Di tale regola sono state date in dottrina e giurisprudenza almeno due letture differenti. Si è detto che occorre che la classe che vota a favore rinunci ad un trattamento più favorevole che otterrebbe se la proposta concordataria rispettasse l’absolute priority rule, confidando evidentemente nella bontà del piano di ristrutturazione[16]. Si è sostenuto, al contrario, e a mio avviso più convincentemente, che la classe che vota a favore deve essere soltanto una classe c.d. in the money, cioè che sarebbe almeno parzialmente soddisfatta applicando integralmente l’absolute priority rule, e che quindi non voti a favore, per così dire, con i soldi degli altri[17].
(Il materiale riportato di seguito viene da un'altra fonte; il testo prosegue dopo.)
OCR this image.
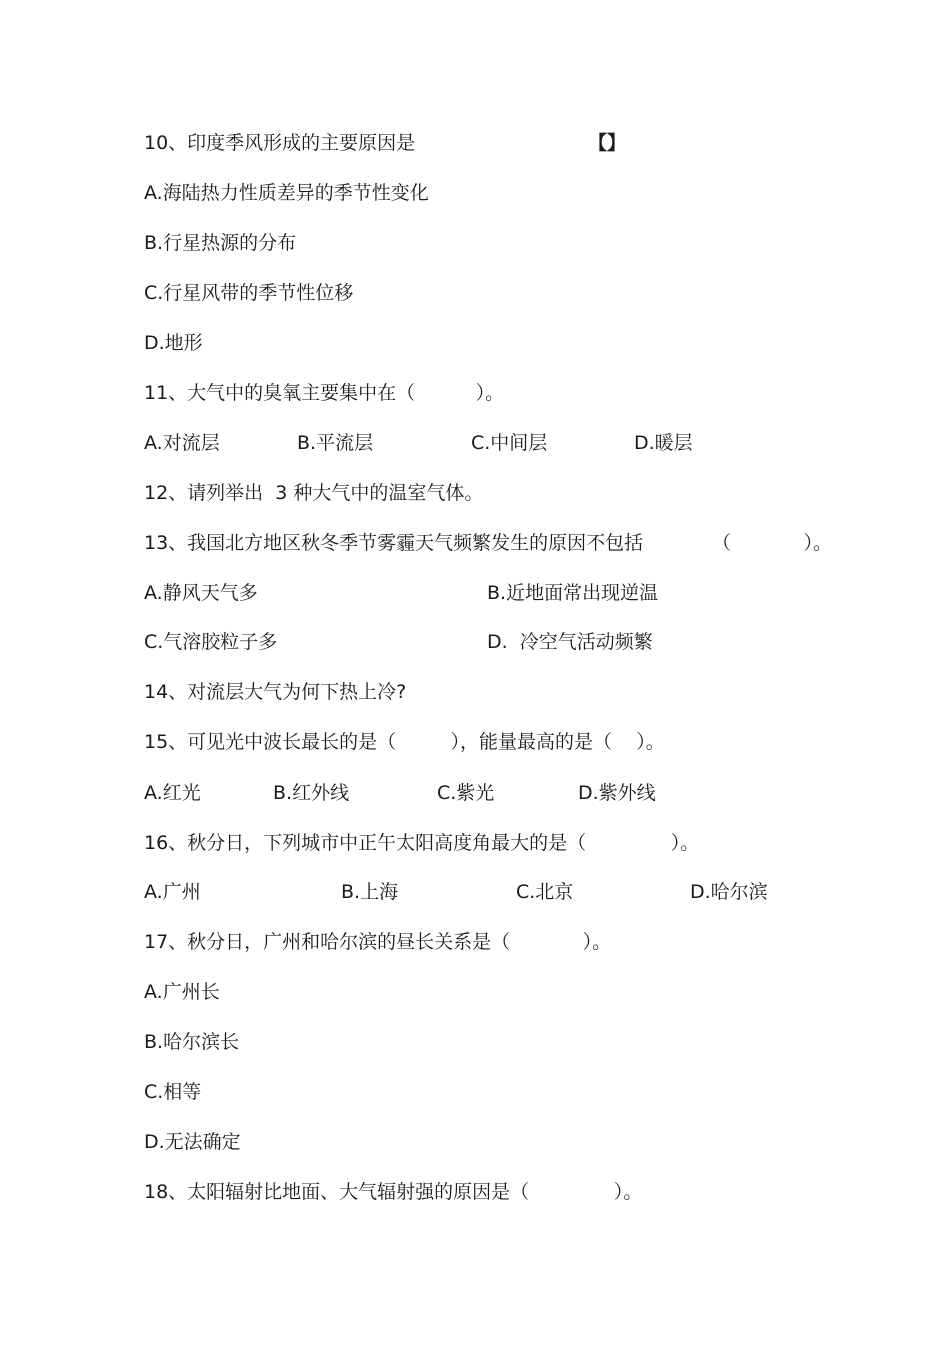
10、印度季风形成的主要原因是	【】
A.海陆热力性质差异的季节性变化
B.行星热源的分布
C.行星风带的季节性位移
D.地形
11、大气中的臭氧主要集中在（          ）。
A.对流层	B.平流层	C.中间层	D.暖层
12、请列举出  3 种大气中的温室气体。
13、我国北方地区秋冬季节雾霾天气频繁发生的原因不包括	（            ）。
A.静风天气多	B.近地面常出现逆温
C.气溶胶粒子多	D.  冷空气活动频繁
14、对流层大气为何下热上冷?
15、可见光中波长最长的是（         ），能量最高的是（    ）。
A.红光	B.红外线	C.紫光	D.紫外线
16、秋分日，下列城市中正午太阳高度角最大的是（              ）。
A.广州	B.上海	C.北京	D.哈尔滨
17、秋分日，广州和哈尔滨的昼长关系是（            ）。
A.广州长
B.哈尔滨长
C.相等
D.无法确定
18、太阳辐射比地面、大气辐射强的原因是（              ）。
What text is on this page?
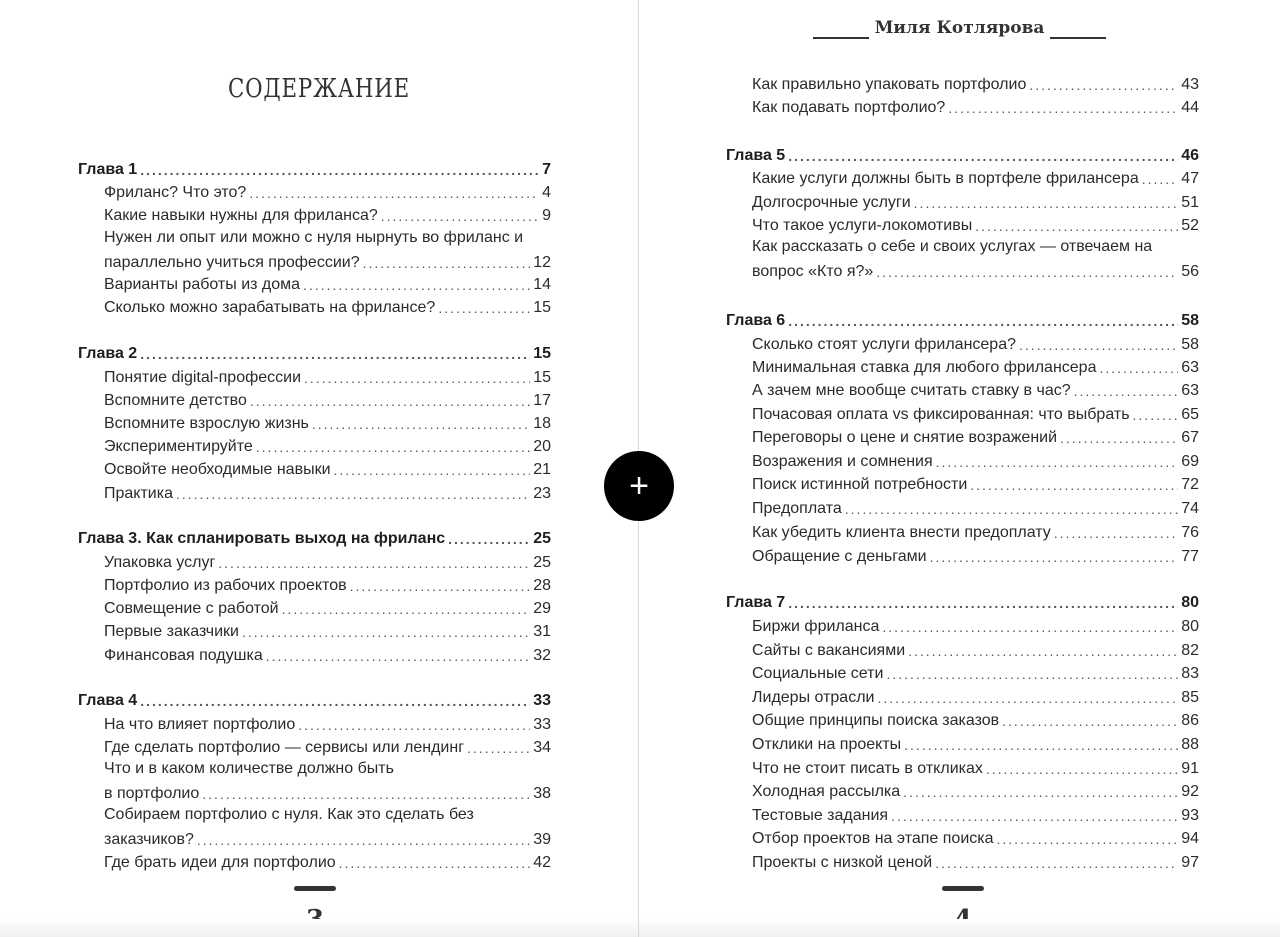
СОДЕРЖАНИЕ
Глава 1 .....	7
Фриланс? Что это? .....	4
Какие навыки нужны для фриланса? .....	9
Нужен ли опыт или можно с нуля нырнуть во фриланс и
параллельно учиться профессии? .....	12
Варианты работы из дома .....	14
Сколько можно зарабатывать на фрилансе? .....	15
Глава 2 .....	15
Понятие digital-профессии .....	15
Вспомните детство .....	17
Вспомните взрослую жизнь .....	18
Экспериментируйте .....	20
Освойте необходимые навыки .....	21
Практика .....	23
Глава 3. Как спланировать выход на фриланс .....	25
Упаковка услуг .....	25
Портфолио из рабочих проектов .....	28
Совмещение с работой .....	29
Первые заказчики .....	31
Финансовая подушка .....	32
Глава 4 .....	33
На что влияет портфолио .....	33
Где сделать портфолио — сервисы или лендинг .....	34
Что и в каком количестве должно быть
в портфолио .....	38
Собираем портфолио с нуля. Как это сделать без
заказчиков? .....	39
Где брать идеи для портфолио .....	42
Миля Котлярова
Как правильно упаковать портфолио .....	43
Как подавать портфолио? .....	44
Глава 5 .....	46
Какие услуги должны быть в портфеле фрилансера .....	47
Долгосрочные услуги .....	51
Что такое услуги-локомотивы .....	52
Как рассказать о себе и своих услугах — отвечаем на
вопрос «Кто я?» .....	56
Глава 6 .....	58
Сколько стоят услуги фрилансера? .....	58
Минимальная ставка для любого фрилансера .....	63
А зачем мне вообще считать ставку в час? .....	63
Почасовая оплата vs фиксированная: что выбрать .....	65
Переговоры о цене и снятие возражений .....	67
Возражения и сомнения .....	69
Поиск истинной потребности .....	72
Предоплата .....	74
Как убедить клиента внести предоплату .....	76
Обращение с деньгами .....	77
Глава 7 .....	80
Биржи фриланса .....	80
Сайты с вакансиями .....	82
Социальные сети .....	83
Лидеры отрасли .....	85
Общие принципы поиска заказов .....	86
Отклики на проекты .....	88
Что не стоит писать в откликах .....	91
Холодная рассылка .....	92
Тестовые задания .....	93
Отбор проектов на этапе поиска .....	94
Проекты с низкой ценой .....	97
+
Non è in realtà facilissimo che si verifichi una situazione di questo tipo. Qui tuttavia non interessa tanto questa diversa interpretazione della norma, quanto il fatto che è possibile considerare approvato il piano anche con il voto favorevole di una sola classe e quindi al di fuori del principio di maggioranza, fermo restando che occorre l’omologazione del tribunale.
Se guardiamo a come altri Paesi hanno recepito la Direttiva Insolvency possiamo notare che sovente è stata adottata l’absolute priority rule, ma con contemperamenti. Sono gli stessi contemperamenti che per diritto americano, dove si applica ugualmente l’APR, consentono al giudice di ritenere fair and equitable un piano che deroga in qualche misura all’applicazione rigorosa della regola.
Va sottolineato che la legge tedesca[18] ha escluso che il piano possa essere approvato senza la maggioranza delle classi, salvo il caso, espressamente previsto dalla Direttiva in cui vi sono soltanto due classi ed è sufficiente che si sia espressa a favore una classe soltanto.
Guardando complessivamente alla disciplina adottata in Europa ed anche negli Stati Uniti possiamo affermare che sono introdotti contemperamenti, non sempre al principio di maggioranza, ma alla ripartizione dell’attivo tra i creditori secondo le regole del concorso valide in caso di liquidazione, perché l’obiettivo del legislatore è di favorire la conservazione dell’impresa a tutela più che dei creditori della somma complessiva degli interessi coinvolti.
Il testo riproduce la relazione tenuta il 3 ottobre 2023 alla Scuola Superiore della Magistratura nell’ambito del corso “Analisi economica del diritto: concorrenza, contratti e responsabilità”.